Melting-pot market Cross Street: Though most of Baltimore's public markets have been edged out by grocery stores, many shoppers still visit Cross Street Market, where people of different cultures and income levels mix.

August 11, 1996|By Scott Wilson | Scott Wilson,SUN STAFF

A picture in the editions of Sunday, Aug. 11, erroneously identified Taylor's Meats as Nunnally Bros. Meats.

The Sun regrets the error.

Ed Knott keeps the schedule of an urban farmer. Up hours before the sun, laboring before most coffee pots click into action, ragged around the edges by noon. You could squeeze in nine innings between the time he begins his day and dawn.

Knott's job is simple and essential to South Baltimore. On this Saturday at 5 a.m., he unlocks two doors -- one on Light Street, the other on South Charles Street. And Cross Street Market, a lavish street dance of Old World and New Age, attorneys and addicts, the trendy and timeworn, yawns awake for business.

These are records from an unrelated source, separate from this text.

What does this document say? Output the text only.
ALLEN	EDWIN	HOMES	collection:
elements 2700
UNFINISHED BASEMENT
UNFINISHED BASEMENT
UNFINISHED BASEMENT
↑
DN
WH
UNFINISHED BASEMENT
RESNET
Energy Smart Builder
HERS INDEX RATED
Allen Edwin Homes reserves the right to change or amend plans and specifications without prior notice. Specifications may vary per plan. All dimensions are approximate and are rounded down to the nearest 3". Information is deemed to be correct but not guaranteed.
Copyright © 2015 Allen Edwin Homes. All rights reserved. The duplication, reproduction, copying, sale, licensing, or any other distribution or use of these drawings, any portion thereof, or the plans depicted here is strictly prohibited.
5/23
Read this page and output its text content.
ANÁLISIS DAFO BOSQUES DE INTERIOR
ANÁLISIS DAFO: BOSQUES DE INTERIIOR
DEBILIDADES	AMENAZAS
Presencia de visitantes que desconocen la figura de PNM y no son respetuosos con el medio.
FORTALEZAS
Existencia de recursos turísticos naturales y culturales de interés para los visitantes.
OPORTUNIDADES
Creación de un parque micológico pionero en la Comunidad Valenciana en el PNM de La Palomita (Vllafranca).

FOR THE RECORD - CORRECTION

Cross Street Market, 150 years old, is more than a ripe slice of nostalgia in a Starbuck's world.

It is a block without strata, a neighborhood family room. A South Korean karate teacher grills Polish sausage next to a Highlandtown produce merchant who worries about America's shrinking family size. A Greek immigrant slips a homeless man a free egg sandwich.

"I've seen it," says Gilbert Pinnock, a retired Baltimore Gas and Electric Co. maintenance man from West Baltimore, who travels across town to shop at Cross Street. "I'll always come here for the people."

The market is a cinder-block-and-brick hangar lined with 34 stalls, peddling sushi next to tulips next to herbal medicines, where work is always hard but it doesn't always pay. It is a museum of generations, a clearing house for fish, fruit and gossip.

"There's always something going on around this place," says Knott, who has remained in South Baltimore for his 60 years. "I mean at all hours."

Like the market, Knott starts slowly on a pre-dawn summer day. First stop is the counter at Steve's, inside the Light Street entrance. Veronica Huscio, who works the counter, allows Knott to brew the day's first pot of coffee and help himself. She arrives about 20 minutes later from Baltimore Highlands and immediately begins sizzling sides of bacon and boiling onions.

Knott punches the time clock, picks up a broom, and heads outside. The neighborhood is an amalgam of yuppie Thai food restaurants and bistros, pawn shops and liquor stores, real estate offices and windowless bars. Trash from a Friday night -- Mexican beer containers and bottles of fortified wine littering the sidewalks -- needs picking up. Knott works at it in the dark.

Inside, merchants are setting up stalls for a day's commerce. Cross Street is the second busiest of five markets now run by the quasi-private Baltimore Public Markets Corp. Only Hollins Market surpasses it.

Once, 11 markets formed a constellation around Baltimore's heart, but most have been edged out by grocery stores. The original wooden Cross Street Market burned down in 1951. It was rebuilt the next year and has remained, at least physically, almost the same since.

Steve's does a bustling breakfast business. The smell of bacon is pervasive, at least until Cross Street Seafood opens at 8 a.m. Steve's owner is John Nichols, whose family arrived in Fells Point from Sparta, Greece, 27 years ago. His father started the lunch counter, Nichols helped expand it after graduating from the University of Baltimore, and wears a green kitchen smock today as its owner. He didn't intend to be.

"I decided to help out, and I got stuck here," he says.

Because of Steve's, the Light Street end of the market wakes up first. By 8 a.m. there is a line. Neighbors belly up for conversation and coffee. Vincent O'Sullivan, a delivery man for H&S Bakery, takes an egg sandwich break at the Formica counter halfway through his route. "They treat you one by one," says O'Sullivan, who has held his job for 30 years.

Shoppers from Pasadena and West Baltimore trek in for heads of lettuce and handshakes from merchants with more to say than "paper or plastic?" Young professionals from Otterbein and Mount Royal drop by for the European flavor. "You can afford the humanity," says Duane Herbel of Mount Royal, food shopping with two friends. "You don't have to go to Giant," he said.

"Everyone else in the world food shops daily except for Americans," says Pat Moran, who lives in Mount Vernon. "You get your favorite vendors."

The market features an unorthodox capitalism, more yielding than the superstores. The homeless often receive free food. Longtime customers can run a tab. At Cross Street, consistency means good credit.

But commerce is still a preoccupation. And as traditions fade around the city, so too do the fortunes of traditional merchants. "People just don't have big families that they stay home and cook for anymore," said Rob Jackson, whose grandfather Albert Earl Jackson, started the fruit stand bearing their surname in the 1930s.

Rob is 39. His day starts at 3 a.m. with a call to the Jessup produce market, except on Saturdays, when he gets an extra hour of sleep. He will inherit the stand from his father someday.